Si tratta di una mossa necessaria ai democratici allo scopo di disinnescare le critiche del fronte del ‘no’ interno e agevolare i lavori della direzione del partito, convocata per il 7 settembre, chiamata appunto a decidere definitivamente la posizione Dem sul taglio dei parlamentari.

Il segretario Nicola Zingaretti ha esortato la presa di posizione dei Cinque Stelle ma anche quella di Giuseppe Conte. Tuttavia, se il premier pare che difficilmente interverrà direttamente nella questione, il ministro degli Esteri, Luigi Di Maio su Facebook lancia anche oggi un messaggio di pace e di apertura all’alleato di governo: “Per quanto riguarda la legge elettorale, come ho già ribadito infinite volte, il M5S rispetta sempre i patti e siamo pronti a votarla già domani”.

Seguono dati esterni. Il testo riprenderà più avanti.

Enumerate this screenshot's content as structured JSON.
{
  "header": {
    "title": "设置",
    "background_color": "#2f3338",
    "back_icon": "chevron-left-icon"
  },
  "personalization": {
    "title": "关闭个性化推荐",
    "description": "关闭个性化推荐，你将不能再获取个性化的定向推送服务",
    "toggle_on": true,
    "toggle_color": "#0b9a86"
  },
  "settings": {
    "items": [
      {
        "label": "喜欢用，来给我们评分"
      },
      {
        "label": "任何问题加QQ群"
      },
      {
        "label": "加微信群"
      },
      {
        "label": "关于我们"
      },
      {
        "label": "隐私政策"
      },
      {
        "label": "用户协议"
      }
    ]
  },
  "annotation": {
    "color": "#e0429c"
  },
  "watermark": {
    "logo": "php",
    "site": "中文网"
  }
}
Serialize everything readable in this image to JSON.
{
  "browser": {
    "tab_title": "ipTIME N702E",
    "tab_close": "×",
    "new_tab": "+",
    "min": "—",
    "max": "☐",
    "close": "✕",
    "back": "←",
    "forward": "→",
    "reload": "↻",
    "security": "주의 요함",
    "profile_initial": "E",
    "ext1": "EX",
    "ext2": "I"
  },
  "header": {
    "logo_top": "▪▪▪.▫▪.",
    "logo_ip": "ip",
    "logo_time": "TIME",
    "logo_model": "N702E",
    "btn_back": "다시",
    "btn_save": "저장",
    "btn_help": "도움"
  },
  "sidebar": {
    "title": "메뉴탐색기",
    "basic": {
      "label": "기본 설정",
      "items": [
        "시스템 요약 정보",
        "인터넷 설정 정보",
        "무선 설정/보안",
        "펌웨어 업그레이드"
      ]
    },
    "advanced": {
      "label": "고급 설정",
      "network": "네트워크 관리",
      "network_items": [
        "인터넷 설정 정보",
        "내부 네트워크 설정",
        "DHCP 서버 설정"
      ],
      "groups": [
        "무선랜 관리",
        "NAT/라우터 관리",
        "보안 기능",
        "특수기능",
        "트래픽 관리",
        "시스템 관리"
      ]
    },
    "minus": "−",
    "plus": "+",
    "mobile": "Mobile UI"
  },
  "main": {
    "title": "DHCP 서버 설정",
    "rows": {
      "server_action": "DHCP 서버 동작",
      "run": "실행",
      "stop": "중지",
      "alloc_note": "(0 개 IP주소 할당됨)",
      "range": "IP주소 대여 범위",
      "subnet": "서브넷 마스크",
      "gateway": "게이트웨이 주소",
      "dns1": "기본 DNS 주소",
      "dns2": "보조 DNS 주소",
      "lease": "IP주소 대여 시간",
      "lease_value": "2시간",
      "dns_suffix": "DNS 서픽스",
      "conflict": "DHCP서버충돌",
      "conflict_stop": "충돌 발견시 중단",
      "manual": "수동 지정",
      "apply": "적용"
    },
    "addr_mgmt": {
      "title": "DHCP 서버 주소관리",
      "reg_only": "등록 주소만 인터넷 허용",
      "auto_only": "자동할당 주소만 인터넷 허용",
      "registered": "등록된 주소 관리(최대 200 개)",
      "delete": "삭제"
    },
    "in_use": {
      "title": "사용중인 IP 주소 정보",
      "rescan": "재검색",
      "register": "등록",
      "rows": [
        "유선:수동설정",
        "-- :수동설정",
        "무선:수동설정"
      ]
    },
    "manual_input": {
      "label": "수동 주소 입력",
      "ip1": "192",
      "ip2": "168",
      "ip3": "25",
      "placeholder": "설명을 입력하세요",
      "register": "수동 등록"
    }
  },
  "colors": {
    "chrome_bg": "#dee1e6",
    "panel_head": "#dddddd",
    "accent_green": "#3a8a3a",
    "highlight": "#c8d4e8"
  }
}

Un quesito, quello referendario, che scuote anche Forza Italia. Il partito azzurro sinora non ha preso alcuna posizione ufficiale, ma la scelta di Silvio Berlusconi per il no potrebbe far cambiare gli equilibri interni: una posizione che dà ancora più forza a chi, come Simone Baldelli, vicepresidente dei deputati azzurri, definisce il taglio degli eletti “dannoso alla nostra democrazia”.

Di contro, Laura Ravetto, sostenitrice del sì, auspica che il Cav “dia indicazioni per la libertà di voto”. Il vicepresidente Antonio Tajani, pur ammettendo di non gradire questa riforma, annuncia che l’ultima parola verrà da una riunione del comitato di Presidenza. Per Mariastella Gelmini, la priorità “è la formula per la crescita, non quella per i seggi”.

Intanto, l’autorevole Istituto Cattaneo diffonde una simulazione di quel che succederebbe (se passassero sia la riforma costituzionale sia la riforma elettorale) basata sulla media delle intenzioni di voto nei sondaggi condotti nel mese di agosto. Ne risulta che se venisse approvata la soglia del 5%, prevista dal testo Brescia, o quella del 3%, il centrodestra avrebbe una risicata maggioranza di seggi alla Camera e al Senato (tra il 51% e il 55%).

In tutti i casi, nella costruzione della maggioranza risulterebbe determinante Forza Italia che, pur indebolendosi sia in termini di voti che di seggi rispetto alle elezioni del 2018, potrebbe controllare una quota di parlamentari decisiva per la formazione di un governo di centrodestra.

Sul fronte del centrosinistra, invece, se la soglia si abbassasse dal 5% al 3%, si assisterebbe all’aumento della frammentazione parlamentare perché accederebbero alla ripartizione dei seggi anche Italia viva di Matteo Renzi, Azione di Carlo Calenda e la lista di sinistra (Leu+La sinistra).

“La possibile coalizione formata attorno al Pd e al M5s – sostiene lo studio – diventerebbe al tempo stesso potenzialmente più larga e più fragile. Alla Camera si creerebbe quindi una situazione di stallo, con una sostanziale simmetria di forze tra centrodestra e centrosinistra giallorosso. Al Senato, invece, continuerebbe a prevalere, sebbene in misura ancora più risicata, il centrodestra”.